I tried the keyword substitution once on SVN and I had to add a svn:keywords property to the working folder indicating which keyword(s) to be substituted. So, deleting this property should do the job.

This article on Stack Overflow is possibly related to this question.

1
votes

As far as I understand your problem now: You have a Hg repository which was once converted from SVN, where keyword expansion had been used. Now the expanded keywords remain unchanged in the Hg repo.

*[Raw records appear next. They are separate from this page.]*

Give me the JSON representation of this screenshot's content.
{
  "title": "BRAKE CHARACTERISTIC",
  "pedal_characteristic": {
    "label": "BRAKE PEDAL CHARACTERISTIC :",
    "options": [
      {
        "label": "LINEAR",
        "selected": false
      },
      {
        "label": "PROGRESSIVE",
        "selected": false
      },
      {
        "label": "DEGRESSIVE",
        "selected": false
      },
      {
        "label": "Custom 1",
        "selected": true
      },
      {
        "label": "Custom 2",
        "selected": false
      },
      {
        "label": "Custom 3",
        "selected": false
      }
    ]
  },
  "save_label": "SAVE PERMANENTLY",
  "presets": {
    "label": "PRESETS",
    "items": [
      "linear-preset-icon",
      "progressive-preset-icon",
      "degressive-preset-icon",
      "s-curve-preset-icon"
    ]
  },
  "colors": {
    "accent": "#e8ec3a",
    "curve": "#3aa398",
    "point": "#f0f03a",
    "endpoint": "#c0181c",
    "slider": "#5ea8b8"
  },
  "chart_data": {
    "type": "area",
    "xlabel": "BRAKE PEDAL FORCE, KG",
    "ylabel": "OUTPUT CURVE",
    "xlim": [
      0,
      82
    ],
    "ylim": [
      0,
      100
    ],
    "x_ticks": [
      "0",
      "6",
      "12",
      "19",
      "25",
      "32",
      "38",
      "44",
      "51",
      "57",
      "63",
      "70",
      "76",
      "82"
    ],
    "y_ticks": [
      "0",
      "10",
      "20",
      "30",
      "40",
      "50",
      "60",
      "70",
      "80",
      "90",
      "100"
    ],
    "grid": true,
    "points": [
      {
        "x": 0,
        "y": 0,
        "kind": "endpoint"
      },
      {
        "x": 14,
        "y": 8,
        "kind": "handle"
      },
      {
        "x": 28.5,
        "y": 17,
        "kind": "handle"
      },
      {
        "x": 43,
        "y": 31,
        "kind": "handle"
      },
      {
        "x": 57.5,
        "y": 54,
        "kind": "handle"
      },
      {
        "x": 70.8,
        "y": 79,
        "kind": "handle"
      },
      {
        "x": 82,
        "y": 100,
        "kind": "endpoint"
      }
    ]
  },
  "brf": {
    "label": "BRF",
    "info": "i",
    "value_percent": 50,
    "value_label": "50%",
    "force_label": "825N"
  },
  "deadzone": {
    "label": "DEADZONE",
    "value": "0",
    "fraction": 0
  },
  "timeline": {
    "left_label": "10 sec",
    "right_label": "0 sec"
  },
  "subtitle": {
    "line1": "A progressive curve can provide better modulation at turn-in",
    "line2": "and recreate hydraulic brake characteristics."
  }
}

You now want to strip those keywords (or just their expanded values) from the Hg history, preserving author, date/time, commit message and of course changed files.

This is just an idea, I have never done this in practical, but ... Speaking just of mercurial, I think it's possible to do this by a combination of usual mercurial behaviour, just for one branch and without tags and other branches:

  1. Clone the intended source repository
  2. Prepare an empty Hg repository
  3. Perform hg log > logfile.txt over the source repo on that branch you want to change
  4. Parse the file getting a structured list of all necessary information like changeset number, user, date and summary, store this into a data structure that allows easy iteration
  5. Iterate through the list (or directly use the log file) and ...
    • delete all working files from the destination repo
    • export a changeset from the source repo to the working copy of the destination repo
    • change anything in the working files you want to do
    • hg addremove
    • hg commit -m ... -d ... -u ...
  6. Repeat step 5 as often as necessary

The drawback is that the changesets will get new hash values, so tags and bookmarks need to be updated.

If there are other branches that have to be migrated:

  1. Update the destination repo to that branch's starting point
  2. and the source repo, too
  3. insert steps 3 to 6 from the above list here

Perhaps there is some more work to be done, but I think this could work. As told before, I've never done this.